Gross revenue for the full year went up by 0.7 per cent year on year to S$187.8, from S$186.4 million last FY.

The group’s portfolio valuation of S$2.8 billion as at Jun 30 was 4.3 per cent lower than a year ago, mainly due to the downward revaluation of its Australia assets and Wisma Atria mall in Orchard, the divestment of Daikanyama, as well as net movement in foreign currencies.

Francis Yeoh, the manager’s chairman, said that the Reit has benefited from the post-pandemic recovery with strong improvement in occupancy and shopper traffic for the portfolio. \

“However, the global macro environment has become more uncertain in recent times, as geopolitical tensions and inflationary pressures threaten to derail economic growth.
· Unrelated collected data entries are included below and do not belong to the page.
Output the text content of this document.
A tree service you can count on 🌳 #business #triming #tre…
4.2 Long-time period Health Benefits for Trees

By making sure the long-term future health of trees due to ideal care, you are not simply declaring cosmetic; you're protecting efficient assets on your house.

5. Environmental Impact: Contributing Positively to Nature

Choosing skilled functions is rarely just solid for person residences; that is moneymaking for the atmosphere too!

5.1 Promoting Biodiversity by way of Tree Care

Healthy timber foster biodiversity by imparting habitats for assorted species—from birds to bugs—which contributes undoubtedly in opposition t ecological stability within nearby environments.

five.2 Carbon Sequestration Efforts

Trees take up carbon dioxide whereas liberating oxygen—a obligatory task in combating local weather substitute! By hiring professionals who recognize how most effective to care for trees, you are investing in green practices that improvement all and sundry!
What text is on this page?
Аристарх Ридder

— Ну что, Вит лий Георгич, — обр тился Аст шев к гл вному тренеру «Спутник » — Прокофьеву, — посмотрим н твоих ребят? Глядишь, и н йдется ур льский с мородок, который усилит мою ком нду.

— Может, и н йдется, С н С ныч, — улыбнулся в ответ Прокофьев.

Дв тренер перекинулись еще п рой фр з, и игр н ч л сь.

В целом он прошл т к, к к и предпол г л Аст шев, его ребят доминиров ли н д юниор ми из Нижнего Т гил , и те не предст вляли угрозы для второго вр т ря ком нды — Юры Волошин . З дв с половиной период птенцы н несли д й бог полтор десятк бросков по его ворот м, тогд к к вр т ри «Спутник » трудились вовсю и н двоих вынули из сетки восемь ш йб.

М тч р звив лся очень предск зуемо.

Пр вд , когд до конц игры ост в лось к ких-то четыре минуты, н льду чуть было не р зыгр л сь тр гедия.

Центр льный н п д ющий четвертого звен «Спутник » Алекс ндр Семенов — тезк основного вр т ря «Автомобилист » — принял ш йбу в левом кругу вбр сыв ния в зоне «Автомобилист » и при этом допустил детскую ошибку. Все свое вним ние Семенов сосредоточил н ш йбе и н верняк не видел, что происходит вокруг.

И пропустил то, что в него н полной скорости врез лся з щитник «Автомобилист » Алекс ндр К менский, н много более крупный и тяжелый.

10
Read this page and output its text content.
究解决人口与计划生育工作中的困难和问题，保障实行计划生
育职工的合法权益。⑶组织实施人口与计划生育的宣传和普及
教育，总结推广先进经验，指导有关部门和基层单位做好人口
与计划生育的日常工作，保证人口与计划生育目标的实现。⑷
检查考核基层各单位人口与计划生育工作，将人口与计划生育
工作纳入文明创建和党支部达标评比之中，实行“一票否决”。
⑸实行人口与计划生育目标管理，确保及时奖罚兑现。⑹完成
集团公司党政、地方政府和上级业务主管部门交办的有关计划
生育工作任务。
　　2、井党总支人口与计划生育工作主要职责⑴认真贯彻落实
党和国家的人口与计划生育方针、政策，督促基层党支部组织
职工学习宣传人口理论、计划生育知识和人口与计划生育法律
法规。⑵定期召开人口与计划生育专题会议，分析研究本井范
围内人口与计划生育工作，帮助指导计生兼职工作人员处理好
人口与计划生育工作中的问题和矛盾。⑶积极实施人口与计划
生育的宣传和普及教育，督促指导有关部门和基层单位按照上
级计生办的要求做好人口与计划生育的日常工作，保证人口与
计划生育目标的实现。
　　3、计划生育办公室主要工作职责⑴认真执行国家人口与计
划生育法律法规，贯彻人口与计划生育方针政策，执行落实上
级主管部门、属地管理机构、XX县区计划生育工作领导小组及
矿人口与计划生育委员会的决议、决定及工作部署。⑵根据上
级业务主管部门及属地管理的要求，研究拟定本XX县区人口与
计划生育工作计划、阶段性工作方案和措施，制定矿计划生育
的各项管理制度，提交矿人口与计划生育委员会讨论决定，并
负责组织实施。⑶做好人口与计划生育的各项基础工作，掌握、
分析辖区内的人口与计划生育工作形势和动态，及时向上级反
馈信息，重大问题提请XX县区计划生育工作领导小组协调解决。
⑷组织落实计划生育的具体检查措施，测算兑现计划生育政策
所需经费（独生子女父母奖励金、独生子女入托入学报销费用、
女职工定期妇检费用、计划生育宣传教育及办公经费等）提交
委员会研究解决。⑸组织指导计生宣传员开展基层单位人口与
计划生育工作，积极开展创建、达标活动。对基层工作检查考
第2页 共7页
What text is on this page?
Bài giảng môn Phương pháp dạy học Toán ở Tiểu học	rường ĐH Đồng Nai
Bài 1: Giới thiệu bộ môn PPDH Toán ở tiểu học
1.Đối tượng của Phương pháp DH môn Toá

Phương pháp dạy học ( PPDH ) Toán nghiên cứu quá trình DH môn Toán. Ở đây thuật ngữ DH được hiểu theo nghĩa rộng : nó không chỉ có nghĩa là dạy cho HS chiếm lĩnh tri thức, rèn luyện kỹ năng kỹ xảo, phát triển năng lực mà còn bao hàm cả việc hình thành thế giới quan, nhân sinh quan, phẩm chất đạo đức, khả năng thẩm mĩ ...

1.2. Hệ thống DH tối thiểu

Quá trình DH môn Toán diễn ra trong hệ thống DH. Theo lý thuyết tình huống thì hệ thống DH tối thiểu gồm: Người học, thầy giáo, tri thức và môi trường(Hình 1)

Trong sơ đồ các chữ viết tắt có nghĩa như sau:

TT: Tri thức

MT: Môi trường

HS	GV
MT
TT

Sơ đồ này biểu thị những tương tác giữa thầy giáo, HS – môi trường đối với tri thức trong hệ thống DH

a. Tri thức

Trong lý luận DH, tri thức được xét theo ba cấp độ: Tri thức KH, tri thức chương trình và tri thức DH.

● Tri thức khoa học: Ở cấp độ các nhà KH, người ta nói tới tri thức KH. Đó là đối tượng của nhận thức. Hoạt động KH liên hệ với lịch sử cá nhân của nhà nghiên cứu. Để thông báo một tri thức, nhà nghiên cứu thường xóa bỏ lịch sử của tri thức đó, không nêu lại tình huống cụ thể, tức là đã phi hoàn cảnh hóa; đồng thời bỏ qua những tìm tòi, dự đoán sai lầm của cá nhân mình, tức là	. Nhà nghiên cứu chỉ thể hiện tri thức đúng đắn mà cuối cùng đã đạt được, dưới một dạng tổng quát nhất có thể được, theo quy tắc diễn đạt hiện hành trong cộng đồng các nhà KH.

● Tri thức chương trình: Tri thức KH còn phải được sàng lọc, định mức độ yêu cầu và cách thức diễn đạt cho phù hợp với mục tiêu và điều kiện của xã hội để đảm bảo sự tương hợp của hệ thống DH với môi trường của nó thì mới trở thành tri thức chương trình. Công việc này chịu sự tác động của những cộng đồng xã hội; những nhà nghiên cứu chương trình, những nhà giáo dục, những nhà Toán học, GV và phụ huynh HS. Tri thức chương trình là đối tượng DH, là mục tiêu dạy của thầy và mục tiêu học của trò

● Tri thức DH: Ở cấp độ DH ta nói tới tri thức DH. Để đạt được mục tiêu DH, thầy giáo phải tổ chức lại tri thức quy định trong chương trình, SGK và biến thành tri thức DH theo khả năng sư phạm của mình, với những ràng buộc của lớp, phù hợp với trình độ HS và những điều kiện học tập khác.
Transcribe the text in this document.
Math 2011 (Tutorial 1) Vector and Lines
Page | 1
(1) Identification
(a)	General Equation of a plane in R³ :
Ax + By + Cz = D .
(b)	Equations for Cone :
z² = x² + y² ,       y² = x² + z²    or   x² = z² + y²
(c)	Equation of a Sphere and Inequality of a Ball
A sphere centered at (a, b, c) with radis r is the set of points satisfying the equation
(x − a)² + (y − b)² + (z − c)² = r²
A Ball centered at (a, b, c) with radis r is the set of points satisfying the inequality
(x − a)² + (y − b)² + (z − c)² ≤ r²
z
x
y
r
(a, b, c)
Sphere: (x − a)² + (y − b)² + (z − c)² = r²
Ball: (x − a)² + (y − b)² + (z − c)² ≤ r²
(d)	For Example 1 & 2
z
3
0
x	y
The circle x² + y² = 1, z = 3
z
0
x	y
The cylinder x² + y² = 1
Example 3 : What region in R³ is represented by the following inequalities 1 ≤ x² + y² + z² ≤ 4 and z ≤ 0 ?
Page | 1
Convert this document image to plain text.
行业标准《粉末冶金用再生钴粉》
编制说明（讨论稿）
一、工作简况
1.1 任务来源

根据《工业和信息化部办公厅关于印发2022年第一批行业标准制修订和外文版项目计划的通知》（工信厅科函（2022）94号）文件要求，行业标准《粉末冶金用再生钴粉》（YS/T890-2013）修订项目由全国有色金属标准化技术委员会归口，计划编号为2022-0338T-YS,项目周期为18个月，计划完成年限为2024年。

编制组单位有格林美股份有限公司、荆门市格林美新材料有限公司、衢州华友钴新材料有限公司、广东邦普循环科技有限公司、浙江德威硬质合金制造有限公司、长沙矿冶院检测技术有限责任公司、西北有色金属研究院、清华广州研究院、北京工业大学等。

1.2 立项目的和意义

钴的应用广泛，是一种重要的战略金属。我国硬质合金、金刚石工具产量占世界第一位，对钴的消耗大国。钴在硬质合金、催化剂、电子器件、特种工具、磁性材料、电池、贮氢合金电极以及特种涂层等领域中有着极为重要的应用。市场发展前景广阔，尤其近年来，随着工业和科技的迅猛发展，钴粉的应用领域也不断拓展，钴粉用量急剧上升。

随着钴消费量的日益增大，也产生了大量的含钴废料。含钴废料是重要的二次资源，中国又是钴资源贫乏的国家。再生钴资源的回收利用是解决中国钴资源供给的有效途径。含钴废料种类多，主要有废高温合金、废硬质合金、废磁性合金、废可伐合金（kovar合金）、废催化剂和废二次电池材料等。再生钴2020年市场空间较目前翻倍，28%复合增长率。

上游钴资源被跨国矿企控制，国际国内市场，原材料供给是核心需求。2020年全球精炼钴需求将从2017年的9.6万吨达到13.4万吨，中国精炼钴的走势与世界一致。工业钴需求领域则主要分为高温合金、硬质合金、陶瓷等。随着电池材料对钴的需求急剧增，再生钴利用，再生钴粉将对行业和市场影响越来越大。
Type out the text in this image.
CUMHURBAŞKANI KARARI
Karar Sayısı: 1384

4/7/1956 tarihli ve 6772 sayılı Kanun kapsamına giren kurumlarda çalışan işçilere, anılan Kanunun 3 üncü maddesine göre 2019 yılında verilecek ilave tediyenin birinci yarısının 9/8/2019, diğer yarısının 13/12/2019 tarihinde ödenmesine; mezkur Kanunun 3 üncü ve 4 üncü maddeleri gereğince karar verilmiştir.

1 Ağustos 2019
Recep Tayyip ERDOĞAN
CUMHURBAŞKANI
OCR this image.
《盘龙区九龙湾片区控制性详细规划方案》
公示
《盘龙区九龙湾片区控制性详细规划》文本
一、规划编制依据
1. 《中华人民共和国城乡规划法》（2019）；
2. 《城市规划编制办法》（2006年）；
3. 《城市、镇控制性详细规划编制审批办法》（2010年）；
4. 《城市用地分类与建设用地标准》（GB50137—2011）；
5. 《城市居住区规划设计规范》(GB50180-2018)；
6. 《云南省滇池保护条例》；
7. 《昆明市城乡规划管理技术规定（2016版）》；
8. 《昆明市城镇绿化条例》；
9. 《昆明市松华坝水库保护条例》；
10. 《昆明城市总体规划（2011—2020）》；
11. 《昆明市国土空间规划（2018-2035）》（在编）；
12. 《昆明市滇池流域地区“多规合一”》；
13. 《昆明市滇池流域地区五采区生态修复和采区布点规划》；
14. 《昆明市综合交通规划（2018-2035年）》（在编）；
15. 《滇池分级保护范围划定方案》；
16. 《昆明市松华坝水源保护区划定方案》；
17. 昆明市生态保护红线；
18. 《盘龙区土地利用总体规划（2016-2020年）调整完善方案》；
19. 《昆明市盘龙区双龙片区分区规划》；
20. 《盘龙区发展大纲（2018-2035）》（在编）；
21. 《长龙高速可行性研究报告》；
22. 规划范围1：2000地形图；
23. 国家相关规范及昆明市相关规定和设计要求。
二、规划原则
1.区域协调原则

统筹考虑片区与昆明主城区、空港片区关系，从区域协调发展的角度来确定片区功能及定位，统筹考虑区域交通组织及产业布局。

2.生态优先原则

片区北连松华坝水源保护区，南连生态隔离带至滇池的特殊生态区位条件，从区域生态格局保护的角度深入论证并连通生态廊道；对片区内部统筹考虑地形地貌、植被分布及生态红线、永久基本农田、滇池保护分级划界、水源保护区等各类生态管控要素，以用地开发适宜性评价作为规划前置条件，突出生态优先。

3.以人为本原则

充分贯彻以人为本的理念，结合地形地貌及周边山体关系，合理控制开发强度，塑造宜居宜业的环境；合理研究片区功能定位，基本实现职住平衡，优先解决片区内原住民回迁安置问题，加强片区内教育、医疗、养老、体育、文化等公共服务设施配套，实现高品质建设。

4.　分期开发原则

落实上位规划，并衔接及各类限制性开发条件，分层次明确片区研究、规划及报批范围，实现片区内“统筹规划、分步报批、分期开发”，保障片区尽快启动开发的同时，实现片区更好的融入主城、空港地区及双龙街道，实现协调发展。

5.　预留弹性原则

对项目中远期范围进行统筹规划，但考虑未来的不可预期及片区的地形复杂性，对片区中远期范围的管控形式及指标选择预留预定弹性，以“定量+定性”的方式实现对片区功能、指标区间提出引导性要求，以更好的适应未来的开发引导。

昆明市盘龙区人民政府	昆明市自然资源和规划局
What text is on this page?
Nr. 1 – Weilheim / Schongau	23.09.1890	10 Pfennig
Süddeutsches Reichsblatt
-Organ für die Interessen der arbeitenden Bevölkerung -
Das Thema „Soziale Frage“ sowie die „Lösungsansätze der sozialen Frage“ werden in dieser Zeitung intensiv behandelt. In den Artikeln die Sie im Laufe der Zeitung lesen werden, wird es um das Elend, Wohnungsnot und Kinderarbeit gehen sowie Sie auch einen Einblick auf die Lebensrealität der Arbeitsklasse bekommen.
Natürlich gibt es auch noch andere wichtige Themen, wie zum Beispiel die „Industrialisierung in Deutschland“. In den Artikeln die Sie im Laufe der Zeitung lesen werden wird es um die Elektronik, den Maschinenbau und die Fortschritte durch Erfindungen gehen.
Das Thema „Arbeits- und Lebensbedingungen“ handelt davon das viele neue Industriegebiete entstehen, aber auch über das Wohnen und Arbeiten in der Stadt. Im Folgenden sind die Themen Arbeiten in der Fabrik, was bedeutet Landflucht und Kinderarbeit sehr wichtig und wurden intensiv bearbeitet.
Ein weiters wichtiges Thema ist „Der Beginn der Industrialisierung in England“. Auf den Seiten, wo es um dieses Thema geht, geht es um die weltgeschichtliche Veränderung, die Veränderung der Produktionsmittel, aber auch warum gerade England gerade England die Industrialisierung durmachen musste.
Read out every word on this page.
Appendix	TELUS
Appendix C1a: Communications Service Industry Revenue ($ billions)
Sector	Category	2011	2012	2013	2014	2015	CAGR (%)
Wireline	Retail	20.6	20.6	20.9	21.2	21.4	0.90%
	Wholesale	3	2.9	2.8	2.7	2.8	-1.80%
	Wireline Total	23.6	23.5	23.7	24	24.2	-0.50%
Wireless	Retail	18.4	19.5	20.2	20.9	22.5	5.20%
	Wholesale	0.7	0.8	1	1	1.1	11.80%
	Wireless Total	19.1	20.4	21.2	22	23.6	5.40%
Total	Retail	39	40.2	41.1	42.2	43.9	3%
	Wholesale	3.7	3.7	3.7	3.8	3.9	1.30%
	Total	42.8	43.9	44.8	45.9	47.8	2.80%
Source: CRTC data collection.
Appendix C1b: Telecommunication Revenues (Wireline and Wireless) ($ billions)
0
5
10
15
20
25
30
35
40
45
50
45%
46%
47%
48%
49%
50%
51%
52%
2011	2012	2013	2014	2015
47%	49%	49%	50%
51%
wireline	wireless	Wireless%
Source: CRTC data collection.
Notwithstanding that, our disciplined and proactive execution during the pandemic coupled with our quality portfolio has enabled us to emerge from the pandemic with renewed strength,” he said.

The occupancy rate of its total portfolio remained stable at 96.8 per cent as at Jun 30.

Tenant sales at Wisma Atria in the second half rose by 4.5 per cent, and shopper traffic, by 17 per cent year on year.

Units of the Reit rose 1 per cent or S$0.005 to close at S$0.52 on Thursday.